Today there is more available to help, inform, distract, or entertain us than ever before.

With an exhaustive list on any subject, we can listen to music by saying “Alexa play top 40 indie songs”, order food with our phones, listen to podcasts, watch UTube videos, and unlike our earlier selves watch live or streaming television over thousands of channels. Books are delivered via Amazon the next day someone recommends a title. And last but not least, we can engage with Social Media and connect virtually to people we know, don’t know, without them ever knowing.

We are told to Be Here Now (Echerd Tolle), Untether our Soul (Michael Singer), Embrace our Worries (Thich Nhat Hanh), and all of this is just what I’ve paid attention to this month. It can be overwhelming and exhausting at times.

So what do we listen to? Who should we pay attention to? Lately I’ve taken to believing that we are our own works in progress, projects we need to manage most efficiently for best outcomes. It’s important to pay attention to what helps us and avoid the pitfalls of leaning into distractions that don’t serve us. Unlike the farmer who works in a prescribed manner from sunrise to sundown, we who don’t work long hours have lots of free time to fill our days with activities that we define. And yes, this blog post presumes you have lots of free time. With this freedom one needs to do the hard work in order to stay on the rails so to speak.
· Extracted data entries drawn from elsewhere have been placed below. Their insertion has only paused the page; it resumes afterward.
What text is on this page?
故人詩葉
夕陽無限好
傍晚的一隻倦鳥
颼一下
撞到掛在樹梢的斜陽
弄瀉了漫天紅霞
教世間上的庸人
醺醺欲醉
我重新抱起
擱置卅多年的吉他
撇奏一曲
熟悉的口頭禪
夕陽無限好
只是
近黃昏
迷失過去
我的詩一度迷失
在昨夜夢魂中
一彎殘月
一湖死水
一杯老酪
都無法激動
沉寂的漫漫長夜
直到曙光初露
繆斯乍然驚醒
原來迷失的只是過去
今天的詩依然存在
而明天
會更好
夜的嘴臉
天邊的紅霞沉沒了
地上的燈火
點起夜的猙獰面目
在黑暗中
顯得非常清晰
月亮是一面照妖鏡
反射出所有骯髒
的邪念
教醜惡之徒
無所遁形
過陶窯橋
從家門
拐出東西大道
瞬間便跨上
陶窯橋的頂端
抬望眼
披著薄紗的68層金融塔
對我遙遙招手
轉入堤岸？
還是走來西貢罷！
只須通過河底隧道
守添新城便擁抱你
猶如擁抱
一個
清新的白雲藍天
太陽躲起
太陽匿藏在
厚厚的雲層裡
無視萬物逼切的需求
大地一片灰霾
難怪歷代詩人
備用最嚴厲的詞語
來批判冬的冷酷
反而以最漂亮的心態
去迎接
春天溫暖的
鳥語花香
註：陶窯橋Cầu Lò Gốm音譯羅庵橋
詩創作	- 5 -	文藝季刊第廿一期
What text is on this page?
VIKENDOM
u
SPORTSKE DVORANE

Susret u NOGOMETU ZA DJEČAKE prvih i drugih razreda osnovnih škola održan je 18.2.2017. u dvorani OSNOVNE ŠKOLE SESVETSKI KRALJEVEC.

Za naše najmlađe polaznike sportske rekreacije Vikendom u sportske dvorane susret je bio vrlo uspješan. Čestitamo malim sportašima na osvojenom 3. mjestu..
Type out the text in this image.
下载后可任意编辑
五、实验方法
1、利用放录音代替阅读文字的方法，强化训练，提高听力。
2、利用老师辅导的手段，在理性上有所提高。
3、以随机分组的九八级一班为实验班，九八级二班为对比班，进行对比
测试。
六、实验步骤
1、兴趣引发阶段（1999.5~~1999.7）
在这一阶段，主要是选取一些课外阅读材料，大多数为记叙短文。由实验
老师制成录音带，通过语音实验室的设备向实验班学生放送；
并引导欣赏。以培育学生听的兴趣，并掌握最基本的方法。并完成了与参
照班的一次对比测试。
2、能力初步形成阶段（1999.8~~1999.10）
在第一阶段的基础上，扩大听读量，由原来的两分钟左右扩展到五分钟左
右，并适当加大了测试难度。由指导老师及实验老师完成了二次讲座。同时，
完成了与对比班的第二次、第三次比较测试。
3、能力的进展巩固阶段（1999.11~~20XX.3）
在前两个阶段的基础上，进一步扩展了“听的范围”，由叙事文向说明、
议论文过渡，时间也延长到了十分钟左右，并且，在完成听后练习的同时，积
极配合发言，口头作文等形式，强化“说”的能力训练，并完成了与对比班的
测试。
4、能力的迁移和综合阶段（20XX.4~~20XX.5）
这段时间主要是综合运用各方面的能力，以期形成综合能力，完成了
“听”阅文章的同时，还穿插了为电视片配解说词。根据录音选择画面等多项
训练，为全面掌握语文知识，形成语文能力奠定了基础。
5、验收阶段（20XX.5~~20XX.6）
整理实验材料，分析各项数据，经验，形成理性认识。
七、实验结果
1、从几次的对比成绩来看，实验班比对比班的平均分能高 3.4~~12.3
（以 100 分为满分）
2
If we fail, depression and anxiety sit on the sidelines in wait. Attention must be paid to our own production for we reap what we sow. The noise around us must be managed for best results.

Efforts include how you start your day, like avoiding social media for the first 30 minutes, exercising your body and mind at a prescribed time of day, eating right, sleeping right, drinking less and getting fresh air. It’s akin to having a pet, but we are the pet and the owner. If we are not careful this work can bring us down with its futility, but if we are wise to it, we can embrace the effort with humor and diligence, acknowledging that there are days we fail to get all the elements right.

There is a diet for people who need to be accountable to themselves called, “Bite it Write it”. I’ve taken to writing down in my e-calendar many of the things I do each day, not what I eat, but aspects like exercise, socializing in person if possible and if not by phone/text, learning something, being entertained. These are the major recipe ingredients I need to be a happy sentient being. The accountability brings me satisfaction, like completing a work project each day.

A good day has many things checked off, but an even better day has nothing checked off as I’m in the flow of simply enjoying life without measure, the reward for all my previous efforts.